The International Energy Agency (IEA) has said there is desperate need for a seven fold increase in clean energy financing in emerging and developing economies in the next 10 years if global warming is to be capped at tolerable levels.
According to the IEA, financing needs to move from its present $260 billion to nearly $2 trillion in order keep temperatures from rising to catastrophic levels, annual investments in non-fossil fuel energy in emerging and developing economies.
“Financing clean energy in the emerging and developing world is the fault line of reaching international climate goals,” IEA Executive Director Fatih Birol said.
The report released on the eve of the two-day Summit for a New Global Financing Pact in Paris, seeks to galvanise support for revamping the mid-20th century architecture governing financial flows from rich to developing nations.
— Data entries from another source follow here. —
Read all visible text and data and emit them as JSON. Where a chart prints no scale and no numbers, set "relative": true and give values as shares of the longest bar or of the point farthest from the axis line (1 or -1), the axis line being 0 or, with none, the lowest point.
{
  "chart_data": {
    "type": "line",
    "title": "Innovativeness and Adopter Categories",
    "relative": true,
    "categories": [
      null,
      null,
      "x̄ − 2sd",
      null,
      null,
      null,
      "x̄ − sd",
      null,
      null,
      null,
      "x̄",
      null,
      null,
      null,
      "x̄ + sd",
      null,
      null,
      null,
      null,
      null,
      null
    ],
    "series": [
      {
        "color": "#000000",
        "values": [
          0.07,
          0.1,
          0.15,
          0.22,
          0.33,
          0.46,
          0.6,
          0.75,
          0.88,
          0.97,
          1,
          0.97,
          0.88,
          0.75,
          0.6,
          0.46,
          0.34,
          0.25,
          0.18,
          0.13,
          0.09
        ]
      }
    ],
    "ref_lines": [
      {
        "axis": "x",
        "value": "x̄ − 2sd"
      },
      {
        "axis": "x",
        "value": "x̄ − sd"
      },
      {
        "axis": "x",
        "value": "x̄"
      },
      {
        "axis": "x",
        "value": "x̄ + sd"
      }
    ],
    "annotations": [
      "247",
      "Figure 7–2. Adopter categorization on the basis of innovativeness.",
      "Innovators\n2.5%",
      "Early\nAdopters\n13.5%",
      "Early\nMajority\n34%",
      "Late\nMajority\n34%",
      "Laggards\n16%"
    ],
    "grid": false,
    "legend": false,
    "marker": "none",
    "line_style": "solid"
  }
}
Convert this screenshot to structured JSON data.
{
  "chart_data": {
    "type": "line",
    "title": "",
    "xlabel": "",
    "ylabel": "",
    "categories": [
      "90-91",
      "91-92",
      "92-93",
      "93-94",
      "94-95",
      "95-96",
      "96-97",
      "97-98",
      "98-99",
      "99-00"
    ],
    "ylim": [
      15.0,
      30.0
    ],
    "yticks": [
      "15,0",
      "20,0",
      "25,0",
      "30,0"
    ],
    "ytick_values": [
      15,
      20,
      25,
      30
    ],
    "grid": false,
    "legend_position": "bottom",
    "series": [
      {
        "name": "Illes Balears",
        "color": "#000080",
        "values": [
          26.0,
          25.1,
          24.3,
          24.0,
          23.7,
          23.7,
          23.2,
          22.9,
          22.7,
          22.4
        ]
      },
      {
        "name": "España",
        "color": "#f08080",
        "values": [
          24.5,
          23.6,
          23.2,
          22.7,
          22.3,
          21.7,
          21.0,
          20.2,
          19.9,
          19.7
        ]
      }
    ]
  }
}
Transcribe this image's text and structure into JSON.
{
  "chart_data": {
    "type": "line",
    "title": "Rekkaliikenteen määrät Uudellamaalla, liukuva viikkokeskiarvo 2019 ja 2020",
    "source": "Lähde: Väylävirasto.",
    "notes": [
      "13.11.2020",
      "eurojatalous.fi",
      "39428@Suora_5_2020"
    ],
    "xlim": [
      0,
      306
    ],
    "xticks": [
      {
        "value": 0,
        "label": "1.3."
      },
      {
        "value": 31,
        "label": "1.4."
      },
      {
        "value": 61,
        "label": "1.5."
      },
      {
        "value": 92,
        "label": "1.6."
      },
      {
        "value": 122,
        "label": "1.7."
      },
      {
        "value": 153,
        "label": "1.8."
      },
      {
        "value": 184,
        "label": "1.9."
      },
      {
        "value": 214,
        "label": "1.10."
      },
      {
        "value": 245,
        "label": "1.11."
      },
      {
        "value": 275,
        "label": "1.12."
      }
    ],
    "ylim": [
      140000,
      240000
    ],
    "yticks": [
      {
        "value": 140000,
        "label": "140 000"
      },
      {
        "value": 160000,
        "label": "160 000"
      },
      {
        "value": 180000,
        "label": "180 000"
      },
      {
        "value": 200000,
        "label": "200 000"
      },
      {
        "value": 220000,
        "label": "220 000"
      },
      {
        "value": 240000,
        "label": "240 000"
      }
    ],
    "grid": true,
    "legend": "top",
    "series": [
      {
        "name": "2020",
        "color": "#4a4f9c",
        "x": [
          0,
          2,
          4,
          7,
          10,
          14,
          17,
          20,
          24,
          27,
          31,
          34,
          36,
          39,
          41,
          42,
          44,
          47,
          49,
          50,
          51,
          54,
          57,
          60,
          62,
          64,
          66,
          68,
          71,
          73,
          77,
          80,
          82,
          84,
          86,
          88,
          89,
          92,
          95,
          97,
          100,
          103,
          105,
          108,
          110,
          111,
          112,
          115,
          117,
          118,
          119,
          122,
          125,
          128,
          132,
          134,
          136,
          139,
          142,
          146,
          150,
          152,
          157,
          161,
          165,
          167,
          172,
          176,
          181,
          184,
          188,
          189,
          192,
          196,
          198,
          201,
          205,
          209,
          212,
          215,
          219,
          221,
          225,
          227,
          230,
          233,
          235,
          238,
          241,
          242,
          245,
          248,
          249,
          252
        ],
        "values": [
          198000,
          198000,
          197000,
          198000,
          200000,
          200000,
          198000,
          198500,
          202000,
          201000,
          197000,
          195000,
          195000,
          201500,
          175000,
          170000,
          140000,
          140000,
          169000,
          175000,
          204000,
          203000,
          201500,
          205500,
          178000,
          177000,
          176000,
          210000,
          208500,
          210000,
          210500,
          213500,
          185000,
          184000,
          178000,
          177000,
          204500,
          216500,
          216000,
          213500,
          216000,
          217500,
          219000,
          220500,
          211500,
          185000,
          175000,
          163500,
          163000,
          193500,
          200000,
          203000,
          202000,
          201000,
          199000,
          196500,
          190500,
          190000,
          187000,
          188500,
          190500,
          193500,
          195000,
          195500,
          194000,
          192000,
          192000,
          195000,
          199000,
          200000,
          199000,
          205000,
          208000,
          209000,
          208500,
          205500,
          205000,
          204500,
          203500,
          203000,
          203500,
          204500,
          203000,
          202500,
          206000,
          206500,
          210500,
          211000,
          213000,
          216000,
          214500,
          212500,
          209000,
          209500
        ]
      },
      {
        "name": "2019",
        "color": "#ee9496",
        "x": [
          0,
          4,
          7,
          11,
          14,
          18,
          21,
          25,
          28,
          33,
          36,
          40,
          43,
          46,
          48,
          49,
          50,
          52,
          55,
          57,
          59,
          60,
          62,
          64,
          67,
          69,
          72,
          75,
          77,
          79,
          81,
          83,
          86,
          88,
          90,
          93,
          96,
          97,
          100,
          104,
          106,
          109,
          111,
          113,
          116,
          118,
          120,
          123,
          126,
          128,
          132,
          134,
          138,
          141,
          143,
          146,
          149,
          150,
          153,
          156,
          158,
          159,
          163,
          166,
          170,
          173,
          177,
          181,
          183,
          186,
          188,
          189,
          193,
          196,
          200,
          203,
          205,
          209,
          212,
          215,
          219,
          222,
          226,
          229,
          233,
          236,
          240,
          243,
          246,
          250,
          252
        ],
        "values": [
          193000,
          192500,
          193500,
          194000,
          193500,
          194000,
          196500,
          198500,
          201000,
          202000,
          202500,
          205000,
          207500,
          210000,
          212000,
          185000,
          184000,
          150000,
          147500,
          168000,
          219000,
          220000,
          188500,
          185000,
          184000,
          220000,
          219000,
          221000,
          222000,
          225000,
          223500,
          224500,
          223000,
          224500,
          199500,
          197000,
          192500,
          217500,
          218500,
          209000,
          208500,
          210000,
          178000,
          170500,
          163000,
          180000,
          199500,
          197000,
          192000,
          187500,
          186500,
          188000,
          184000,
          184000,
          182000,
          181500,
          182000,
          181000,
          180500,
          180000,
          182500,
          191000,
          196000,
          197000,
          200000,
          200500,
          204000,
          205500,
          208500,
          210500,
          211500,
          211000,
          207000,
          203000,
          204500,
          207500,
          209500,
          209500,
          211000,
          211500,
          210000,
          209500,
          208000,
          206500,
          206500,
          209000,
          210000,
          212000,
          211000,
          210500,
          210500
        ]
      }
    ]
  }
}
G20 nations are historically responsible for 80 percent of global carbon emissions, which are wreaking havoc on the earth’s climate.
According to Amnesty International’s secretary general, Agnès Callamard, “Many vulnerable, lower-income states have been overwhelmed by economic shocks, debts they cannot pay, and the effects of climate change – a crisis to which they contributed very little, but which is costing people in these countries dearly,”
“These are unprecedented challenges that require a rethink of how the world’s financial architecture is set up,”
Speeding the transition from dirty to clean energy and helping emerging and developing economies cope with and prepare for devastating climate impacts are high on the summit agenda.
Nearly 800 million people lack electricity and 2.4 billion have no access to clean cooking fuels, most of whom reside in poor and emerging countries.
Under current policy trends, one-third of the rise in energy use in these nations over the next decade will be met by burning fossil fuels, the main driver of global warming, the IEA warned.
According to Birol, investments in clean energy are increasing, but “the bad news is that more than 90 percent of that increase in clean energy since the Paris Agreement in 2015 comes from advanced economies and China.”
To unlock the potential for clean energy in emerging and developing economies, the report emphasized the need for greater international technical, regulatory and financial support.
Based on the IEA’s report, two-thirds of the financing for clean energy projects in emerging and developing economies excluding China “will need to come from the private sector” because public sector investments are “insufficient to deliver universal access to energy and tackle climate change”.
According to the IEA report, there is potential for rapidly ramping up renewable energy. Solar power is now the cheapest source of electricity generation across almost the entire world.
At least 40 percent of the global solar radiation reaching the planet lands on sub-Saharan Africa, and yet nearly 10 times more solar capacity was installed in China last year than across the entire African continent.